Besonders deutlich sind die Ergebnisse bei Sparkassen. Fusionierte Sparkassen weisen innerhalb von vier Jahren nach der Fusion ein um +0,09 Prozentpunkte höheres Betriebsergebnis vor Bewertung auf als nicht fusionierte Kreditinstitute im gleichen Zeitraum (absolut +2,9 Mio. EUR).[3] Auch eine Reduzierung der Cost-Income-Ratio von 3,42 Prozentpunkten und eine um 0,68 Prozentpunkte verbesserte Gesamtkapitalquote sprechen eine eindeutige Sprache. Diese Ergebnisse beziehen sich auf das dritte Jahr nach der Fusion. Hier nehmen wir an, dass in den Banken die Fusionsumsetzung erfolgt ist und der eingeschwungene Zustand beginnt. Diese Entwicklung setzt sich nach unseren Erfahrungen dann weiter fort, wodurch Fusionspotenziale in den darauffolgenden Jahren noch positivere Auswirkungen auf die betriebswirtschaftliche Situation der zusammengeschlossenen Bank haben.

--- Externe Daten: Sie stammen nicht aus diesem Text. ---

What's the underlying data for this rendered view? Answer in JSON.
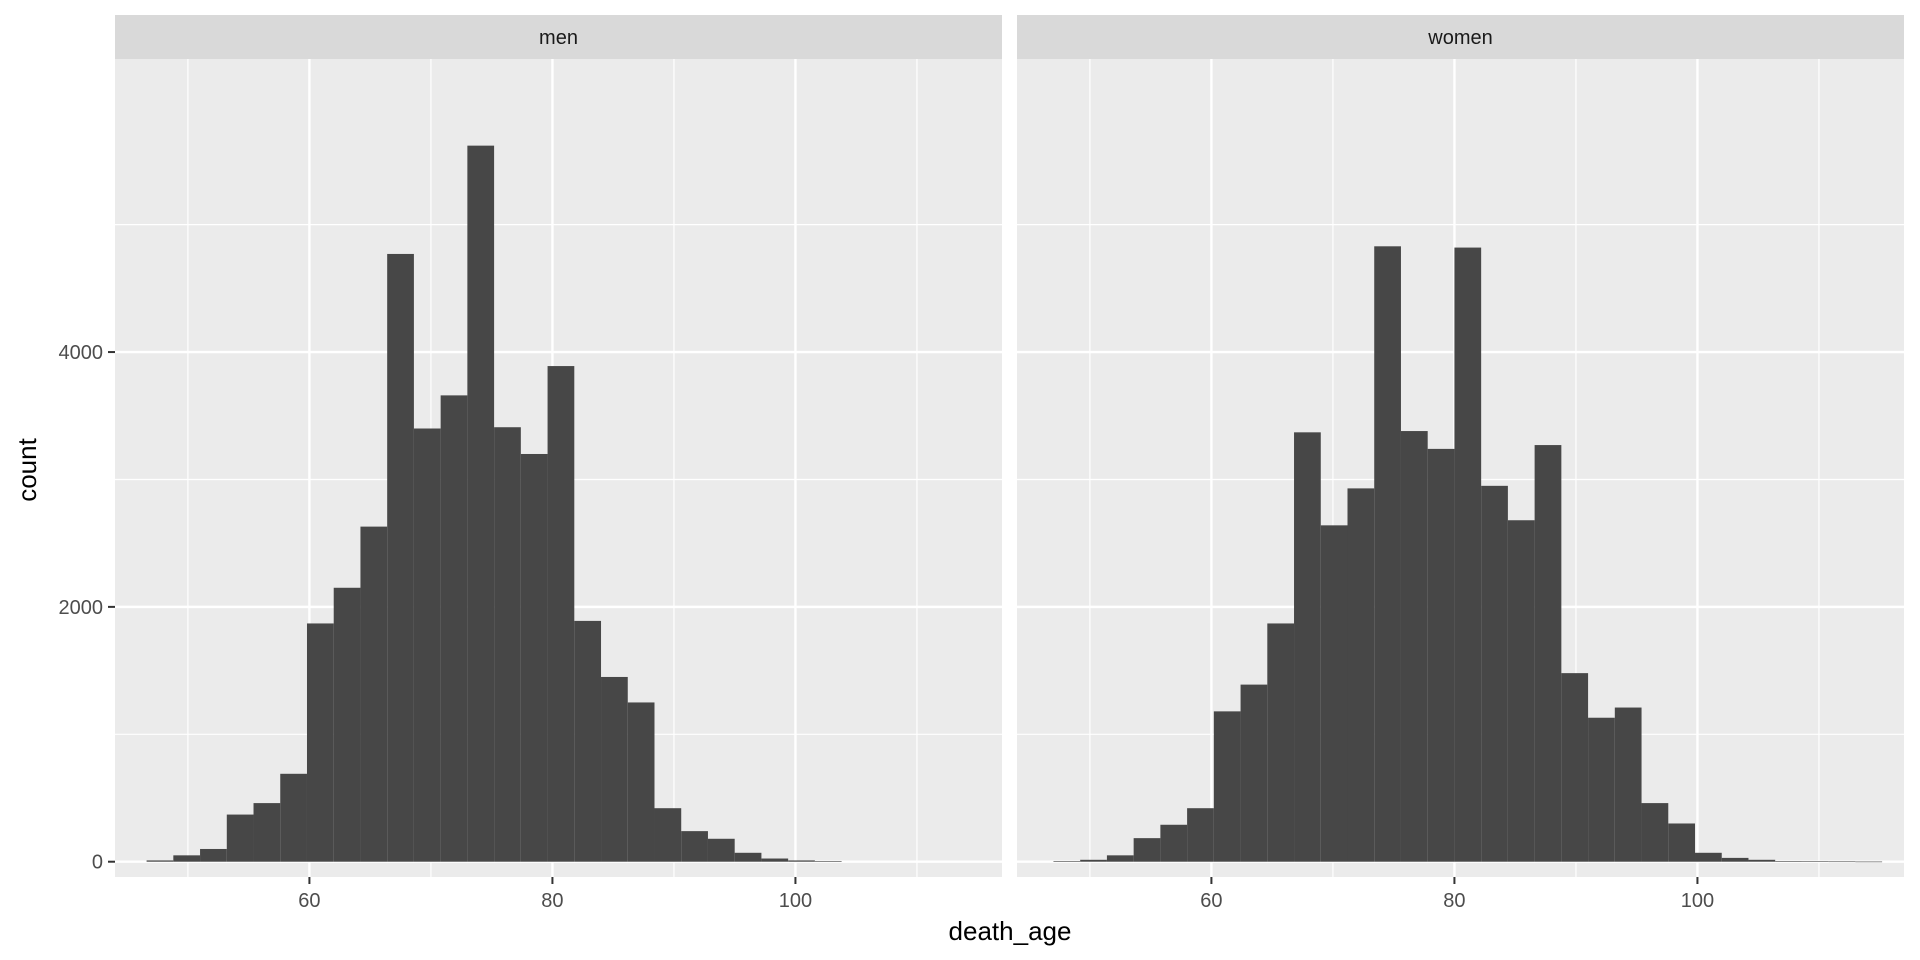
{
  "chart_data": {
    "type": "bar",
    "subtype": "faceted-histogram",
    "xlabel": "death_age",
    "ylabel": "count",
    "xlim": [
      44,
      117
    ],
    "ylim": [
      -120,
      6300
    ],
    "x_ticks": [
      60,
      80,
      100
    ],
    "y_ticks": [
      0,
      2000,
      4000
    ],
    "y_tick_labels": [
      "0",
      "2000",
      "4000"
    ],
    "bin_width": 2.2,
    "grid": true,
    "colors": {
      "bar": "#474747",
      "panel": "#ebebeb",
      "strip": "#d9d9d9",
      "grid": "#ffffff"
    },
    "facets": [
      {
        "label": "men",
        "bins": [
          {
            "x0": 46.6,
            "count": 10
          },
          {
            "x0": 48.8,
            "count": 50
          },
          {
            "x0": 51.0,
            "count": 100
          },
          {
            "x0": 53.2,
            "count": 370
          },
          {
            "x0": 55.4,
            "count": 460
          },
          {
            "x0": 57.6,
            "count": 690
          },
          {
            "x0": 59.8,
            "count": 1870
          },
          {
            "x0": 62.0,
            "count": 2150
          },
          {
            "x0": 64.2,
            "count": 2630
          },
          {
            "x0": 66.4,
            "count": 4770
          },
          {
            "x0": 68.6,
            "count": 3400
          },
          {
            "x0": 70.8,
            "count": 3660
          },
          {
            "x0": 73.0,
            "count": 5620
          },
          {
            "x0": 75.2,
            "count": 3410
          },
          {
            "x0": 77.4,
            "count": 3200
          },
          {
            "x0": 79.6,
            "count": 3890
          },
          {
            "x0": 81.8,
            "count": 1890
          },
          {
            "x0": 84.0,
            "count": 1450
          },
          {
            "x0": 86.2,
            "count": 1250
          },
          {
            "x0": 88.4,
            "count": 420
          },
          {
            "x0": 90.6,
            "count": 240
          },
          {
            "x0": 92.8,
            "count": 180
          },
          {
            "x0": 95.0,
            "count": 70
          },
          {
            "x0": 97.2,
            "count": 25
          },
          {
            "x0": 99.4,
            "count": 10
          },
          {
            "x0": 101.6,
            "count": 5
          }
        ]
      },
      {
        "label": "women",
        "bins": [
          {
            "x0": 47.0,
            "count": 5
          },
          {
            "x0": 49.2,
            "count": 15
          },
          {
            "x0": 51.4,
            "count": 50
          },
          {
            "x0": 53.6,
            "count": 185
          },
          {
            "x0": 55.8,
            "count": 290
          },
          {
            "x0": 58.0,
            "count": 420
          },
          {
            "x0": 60.2,
            "count": 1180
          },
          {
            "x0": 62.4,
            "count": 1390
          },
          {
            "x0": 64.6,
            "count": 1870
          },
          {
            "x0": 66.8,
            "count": 3370
          },
          {
            "x0": 69.0,
            "count": 2640
          },
          {
            "x0": 71.2,
            "count": 2930
          },
          {
            "x0": 73.4,
            "count": 4830
          },
          {
            "x0": 75.6,
            "count": 3380
          },
          {
            "x0": 77.8,
            "count": 3240
          },
          {
            "x0": 80.0,
            "count": 4820
          },
          {
            "x0": 82.2,
            "count": 2950
          },
          {
            "x0": 84.4,
            "count": 2680
          },
          {
            "x0": 86.6,
            "count": 3270
          },
          {
            "x0": 88.8,
            "count": 1480
          },
          {
            "x0": 91.0,
            "count": 1130
          },
          {
            "x0": 93.2,
            "count": 1210
          },
          {
            "x0": 95.4,
            "count": 460
          },
          {
            "x0": 97.6,
            "count": 300
          },
          {
            "x0": 99.8,
            "count": 70
          },
          {
            "x0": 102.0,
            "count": 30
          },
          {
            "x0": 104.2,
            "count": 15
          },
          {
            "x0": 106.4,
            "count": 5
          },
          {
            "x0": 108.6,
            "count": 3
          },
          {
            "x0": 110.8,
            "count": 2
          },
          {
            "x0": 113.0,
            "count": 1
          }
        ]
      }
    ]
  }
}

Auch wenn bei fusionierten Genossenschaftsbanken die Ergebnisse für alle Kennzahlen ebenfalls positiv ausfallen, sind die „Fusionseffekte“ weniger stark ausgeprägt als bei Sparkassen. Eine Ursache dafür könnte sein, dass bei Fusionen von Sparkassen typischerweise von Beginn an klare betriebswirtschaftliche Ertrags- und Kostenziele formuliert werden und auch das Heben des Fusionsnutzens konsequent verfolgt wird. Zudem arbeiten Sparkassen im Rahmen von Fusionsprozessen stark in fachlich-organisatorische Zielbilder hinein und können somit die entstehenden Synergien frühzeitig heben. Das zeigt sich insbesondere bei den besseren Ergebnissen der Fusionssparkassen hinsichtlich der Ertragssynergien in Höhe von +4 Basispunkten gegenüber der Vergleichsgruppe.

Fusionen in Regionalbanken: Studienergebnisse Abbildung 3: Ergebnisse zeb-Fusionsstudie 2024

Wie entwickelt sich der deutsche Regionalbankenmarkt in Zukunft?

Vor dem Hintergrund der aktuellen Rahmenbedingungen erwartet zeb eine Fortsetzung der Konsolidierungstendenzen am Markt deutscher Regionalbanken – jedoch etwas abgeschwächter als in der jüngeren Vergangenheit. Das gilt insbesondere für die Genossenschaftsbanken. Wesentliche Treiber für weitere Zusammenschlüsse sind neben regulatorischen Herausforderungen vor allem personelle Engpässe in Schlüsselfunktionen.

Der Fachkräftemangel wird in den kommenden Jahren zum Haupttreiber für Fusionen von Regionalbanken werden. Bei positiver betriebswirtschaftlicher Perspektive von Fusionen – wie in den letzten Jahren – entsteht so eine Win-win-Situation für Genossenschaftsbanken und Sparkassen. Ein Zusammenschluss von zwei („gesunden“) Kreditinstituten bleibt daher eine attraktive strategische Antwort auf die aktuellen Herausforderungen im (regionalen) Finanzsektor.

[1] FAZ (25.01.2024): Fachkräftemangel; Deutschlands Banken suchen rund 33.000 Mitarbeiter.
[2] „Groß-Klein-Fusionen“ sind nach dem Modell ausgeschlossen, sobald das Verhältnis der DBS der Finanzinstitute 5 zu 1 überschreitet.
[3] Bei einer DBS der untersuchten Institute von rund 3 Mrd. EUR.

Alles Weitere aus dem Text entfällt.